Nothing is more frustrating than spending a day planting a new garden, only to have it dug up by the family dog. Before you scold your dog, find out why he is digging and what you can do to keep your yard free of holes.
Why dogs dig
Dogs dig for various reasons, but revenge is not one of them. It is likely due to one of the following:
- Prey – Gophers and insects are attractive to dogs, especially terriers, retrievers and other types of dogs with strong hunting instincts. If you notice digging at the roots of the trees or in specific areas of the yard, then prey may be to blame.
- Entertainment – Dogs, particularly puppies that are very active, need to keep busy. If they have no toys or playmates, they may resort to digging. Boredom and loneliness can also lead to digging as the dog’s way of releasing anxiety and energy.
- Comfort – On hot days, a dog may take solace in the cool dirt near the house or under a tree. If your dog has no shelter and is frequently found lying in the holes, then he is using his digging skills as a way to cool down.
- Attention – If a dog only receives attention when he does something wrong, then he will continue to do the offending behavior, even if the attention is negative. When a dog digs in front of his owner, he is doing it as a way to seek attention.
- Escape – Holes along the fence line means that your dog is trying to escape. There may be something in the yard that is threatening him, or more likely, he may smell something appealing, such as food or the scent of a dog in heat (particularly if your dog is not neutered).
How to stop the digging
Once you determine the root cause of your dog’s digging, you can then find a way to curb the desire. Here are some methods you can try:
- Exercise – A tired dog is less likely to engage in undesirable behaviors. Many dogs misbehave simply because they have too much energy. Keep your dog busy by engaging in play time and frequent walks. He will then be too tired to dig.
- Confinement – If you cannot watch your dog while he is loose in the yard, you will need to confine him in a kennel or crate or keep him indoors until you can determine the reason for the digging.

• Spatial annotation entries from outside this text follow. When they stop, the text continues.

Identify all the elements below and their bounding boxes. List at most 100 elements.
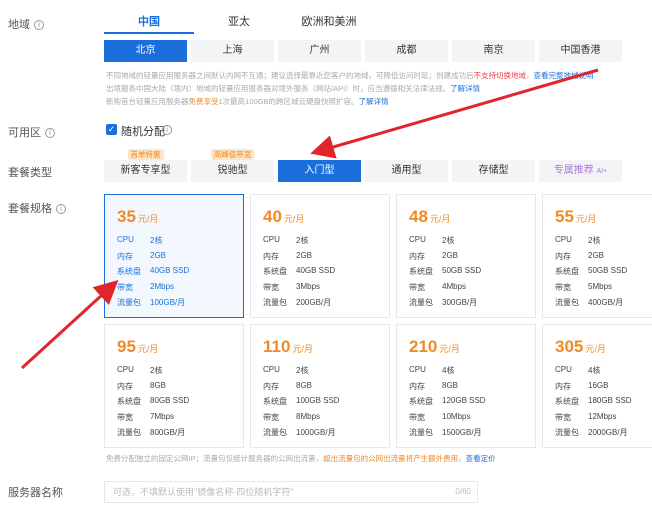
snapshot-link[interactable]: 了解详情 bbox=[359, 97, 389, 106]
city-shanghai[interactable]: 上海 bbox=[191, 40, 274, 62]
price-unit: 元/月 bbox=[283, 214, 305, 224]
city-beijing[interactable]: 北京 bbox=[104, 40, 187, 62]
note-text: 新购首台轻量应用服务器 bbox=[106, 97, 189, 106]
spec-row: 内存 8GB bbox=[117, 381, 189, 397]
info-icon[interactable]: i bbox=[162, 125, 172, 135]
availability-label: 可用区 i bbox=[8, 124, 55, 140]
pkg-label: 通用型 bbox=[391, 165, 422, 176]
package-spec-label: 套餐规格 i bbox=[8, 200, 66, 216]
spec-key: 带宽 bbox=[263, 282, 279, 292]
plan-price: 305 元/月 bbox=[555, 337, 606, 357]
spec-row: CPU 4核 bbox=[555, 365, 632, 381]
spec-value: 50GB SSD bbox=[442, 266, 482, 275]
spec-key: 内存 bbox=[263, 381, 279, 391]
plan-card[interactable]: 40 元/月 CPU 2核 内存 2GB 系统盘 40GB SSD 带宽 3Mbps 流量包 200G… bbox=[250, 194, 390, 318]
spec-value: 8GB bbox=[150, 380, 167, 390]
price-amount: 55 bbox=[555, 207, 574, 226]
spec-row: 带宽 10Mbps bbox=[409, 412, 486, 428]
region-info-link[interactable]: 查看完整地域说明 bbox=[534, 71, 594, 80]
spec-row: 内存 16GB bbox=[555, 381, 632, 397]
spec-key: 内存 bbox=[117, 381, 133, 391]
spec-key: 内存 bbox=[555, 251, 571, 261]
spec-value: 200GB/月 bbox=[296, 298, 332, 307]
city-nanjing[interactable]: 南京 bbox=[452, 40, 535, 62]
spec-key: CPU bbox=[263, 365, 280, 374]
plan-price: 48 元/月 bbox=[409, 207, 450, 227]
spec-key: 流量包 bbox=[409, 298, 433, 307]
spec-value: 400GB/月 bbox=[588, 298, 624, 307]
pkg-label: 存储型 bbox=[478, 165, 509, 176]
info-icon[interactable]: i bbox=[45, 128, 55, 139]
region-note-1: 不同地域的轻量应用服务器之间默认内网不互通；建议选择最靠近您客户的地域，可降低访… bbox=[106, 70, 594, 81]
plan-card[interactable]: 55 元/月 CPU 2核 内存 2GB 系统盘 50GB SSD 带宽 5Mbps 流量包 400G… bbox=[542, 194, 652, 318]
price-amount: 48 bbox=[409, 207, 428, 226]
price-amount: 40 bbox=[263, 207, 282, 226]
plan-specs: CPU 4核 内存 8GB 系统盘 120GB SSD 带宽 10Mbps 流量包 1500GB/… bbox=[409, 365, 486, 443]
tab-europe-americas[interactable]: 欧洲和美洲 bbox=[284, 10, 374, 34]
spec-row: 流量包 1500GB/月 bbox=[409, 427, 486, 443]
spec-row: 流量包 2000GB/月 bbox=[555, 427, 632, 443]
spec-key: 带宽 bbox=[409, 282, 425, 292]
plan-price: 110 元/月 bbox=[263, 337, 313, 357]
random-assign-label[interactable]: 随机分配 bbox=[121, 123, 165, 139]
spec-key: 带宽 bbox=[263, 412, 279, 422]
pkg-storage[interactable]: 存储型 bbox=[452, 160, 535, 182]
spec-row: 流量包 100GB/月 bbox=[117, 297, 189, 313]
plan-card[interactable]: 95 元/月 CPU 2核 内存 8GB 系统盘 80GB SSD 带宽 7Mbps 流量包 800G… bbox=[104, 324, 244, 448]
price-amount: 35 bbox=[117, 207, 136, 226]
package-type-selector: 首单特惠 新客专享型 高峰值带宽 锐驰型 入门型 通用型 存储型 专属推荐 AI… bbox=[104, 149, 626, 182]
region-note-2: 出境服务中国大陆（境内）地域的轻量应用服务器对境外服务（网站/API）时，应当遵… bbox=[106, 83, 480, 94]
server-name-input[interactable]: 可选，不填默认使用"镜像名称-四位随机字符" 0/60 bbox=[104, 481, 478, 503]
spec-value: 100GB SSD bbox=[296, 396, 340, 405]
spec-row: 流量包 400GB/月 bbox=[555, 297, 627, 313]
city-selector: 北京 上海 广州 成都 南京 中国香港 bbox=[104, 40, 626, 62]
note-warning: 超出流量包的公网出流量将产生额外费用 bbox=[323, 454, 459, 463]
spec-row: 带宽 12Mbps bbox=[555, 412, 632, 428]
spec-value: 80GB SSD bbox=[150, 396, 190, 405]
spec-value: 2核 bbox=[296, 366, 309, 375]
spec-value: 8Mbps bbox=[296, 411, 321, 421]
pricing-link[interactable]: 查看定价 bbox=[466, 454, 496, 463]
note-text: ， bbox=[458, 454, 466, 463]
pkg-recommended[interactable]: 专属推荐 AI+ bbox=[539, 160, 622, 182]
spec-key: 带宽 bbox=[555, 282, 571, 292]
city-guangzhou[interactable]: 广州 bbox=[278, 40, 361, 62]
pkg-ruichi[interactable]: 高峰值带宽 锐驰型 bbox=[191, 149, 274, 182]
spec-value: 12Mbps bbox=[588, 411, 617, 421]
pkg-entry[interactable]: 入门型 bbox=[278, 160, 361, 182]
plan-card[interactable]: 48 元/月 CPU 2核 内存 2GB 系统盘 50GB SSD 带宽 4Mbps 流量包 300G… bbox=[396, 194, 536, 318]
info-icon[interactable]: i bbox=[56, 204, 66, 215]
city-hongkong[interactable]: 中国香港 bbox=[539, 40, 622, 62]
spec-value: 300GB/月 bbox=[442, 298, 478, 307]
info-icon[interactable]: i bbox=[34, 20, 44, 31]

- Keep him entertained – If you must leave your dog alone, provide him with things to keep him busy. Treat dispensers and sturdy toys, such as rawhide bones, are ideal. If the digging persists, it may be worth it to hire a neighborhood teenager to take your dog on walks or play with him while you are away.
- Reprimand him – Create a negative association with digging. For example, you may want to spray him with a hose or water bottle when you catch him digging holes. However, this only works if you are consistent and able to do it immediately when you catch your dog in the act of digging. If you wait until after the fact, your dog fails to associate the digging with the punishment, and this can actually make the digging problem worse.
Another negative association is the popping sound of balloons. Bury balloons where your dog likes to dog. When your dog attempts to dig there, the sound of the balloon popping will likely startle him enough to avoid the area.
- Don’t let your dog work in the garden with you – Sometimes dogs just want to mimic their owners. If they see you working in the garden, they may feel compelled to do the same. Therefore, it’s better to keep your dog confined while gardening.
- Fix the fencing – If your dog is trying to escape under the fence, make it impossible to do so. Fill in any holes and keep chicken wire or large rocks along the base of the fence (or where the dog likes to dig) to keep your dog in the yard.
- Protect your dog from the elements – Extreme heat can cause your dog to dig to cool off. Make sure she has a dog house or other shelter to keep her cool in the summer.
- Provide a digging area – Some dogs just love to dig and nothing can stop them. If this is the case with your dog, and you have the extra space, consider making him a digging area. Fill a hole with sand and bury his favorite toys and treats in there. He will enjoy digging there so much that he won’t dig anywhere else. You can also use a small sandbox.
- Fill holes with dog feces – This doesn’t sound nice, but it is very effective. When your dog digs holes, fill them back up with dog feces. Your dog will be so turned off by this that he will likely never dig there again. For an added effect, feed your dog pineapple before doing this. To dogs, pineapple and dog feces mixed together create a horrible smell.
Less radical solutions include scattering ground pepper or small rocks that are unpleasant for your dog’s paws in digging areas.